Miles has been injured in the Great War and is on his way to visit relatives for Christmas by train.  These are people who've never treated him well, but he has no where else to go.  Winton, a college student, boards the train on his way to his aunt's for the holidays.  He has two passengers with him, a baby squirrel and a canary.  The two young men hit it off, and Winton invites Miles to spend Christmas at his aunt's house.  She lives above the bookstore that she runs, where she raised Winton.  But what will happen to their friendship when the holidays are over?  Miles can no longer do physical labor, and Winton will go back to college.  Will Miles' self-doubt and shame over his injury ruin the best thing he's ever had?
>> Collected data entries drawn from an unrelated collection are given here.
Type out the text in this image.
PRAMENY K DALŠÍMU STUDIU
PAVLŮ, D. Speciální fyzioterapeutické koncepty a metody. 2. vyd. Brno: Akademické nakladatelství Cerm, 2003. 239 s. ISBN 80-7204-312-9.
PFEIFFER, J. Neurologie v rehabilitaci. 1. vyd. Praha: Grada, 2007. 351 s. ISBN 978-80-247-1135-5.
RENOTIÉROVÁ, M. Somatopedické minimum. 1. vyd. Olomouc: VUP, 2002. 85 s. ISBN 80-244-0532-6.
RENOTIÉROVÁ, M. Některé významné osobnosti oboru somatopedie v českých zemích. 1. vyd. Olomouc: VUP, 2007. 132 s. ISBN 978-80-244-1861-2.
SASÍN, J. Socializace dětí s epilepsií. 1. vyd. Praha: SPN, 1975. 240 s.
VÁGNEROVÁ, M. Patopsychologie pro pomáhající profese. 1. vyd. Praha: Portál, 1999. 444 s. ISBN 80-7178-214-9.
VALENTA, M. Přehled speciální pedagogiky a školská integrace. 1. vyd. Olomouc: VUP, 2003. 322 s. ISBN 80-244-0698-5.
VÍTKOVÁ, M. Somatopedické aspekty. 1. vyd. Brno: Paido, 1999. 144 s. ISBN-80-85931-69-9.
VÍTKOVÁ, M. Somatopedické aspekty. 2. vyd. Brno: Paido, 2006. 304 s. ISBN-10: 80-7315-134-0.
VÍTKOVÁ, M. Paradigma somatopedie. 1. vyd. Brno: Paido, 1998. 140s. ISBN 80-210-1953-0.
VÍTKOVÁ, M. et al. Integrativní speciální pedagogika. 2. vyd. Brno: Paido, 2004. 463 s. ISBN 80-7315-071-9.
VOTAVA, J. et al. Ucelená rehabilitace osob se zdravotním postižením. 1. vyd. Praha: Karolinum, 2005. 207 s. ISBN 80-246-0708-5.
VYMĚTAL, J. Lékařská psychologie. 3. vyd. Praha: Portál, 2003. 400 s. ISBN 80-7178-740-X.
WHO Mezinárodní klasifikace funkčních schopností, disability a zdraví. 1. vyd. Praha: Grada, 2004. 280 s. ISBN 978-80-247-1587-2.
I really liked this sweet story and its characters, especially since stray animals were involved!  58 pages (Kindle edition).

Good, Clean Murder: A Plain Jane Mystery by Traci Tyne Hilton

Jane Adler is down on her luck and looking like she will have to drop out of Harvest School of the Bible before completing her missionary training. Working as a house cleaner to get through college, things go from bad to worse when she arrives at her first house of the day and finds her employer dead in bed. The movement between cozy mystery to light romance to Christian fiction is a bit clumsy. Still, the characters were for the most part likeable. It didn't catch my fancy, but I can see it being enjoyed by young adults. 315 pages.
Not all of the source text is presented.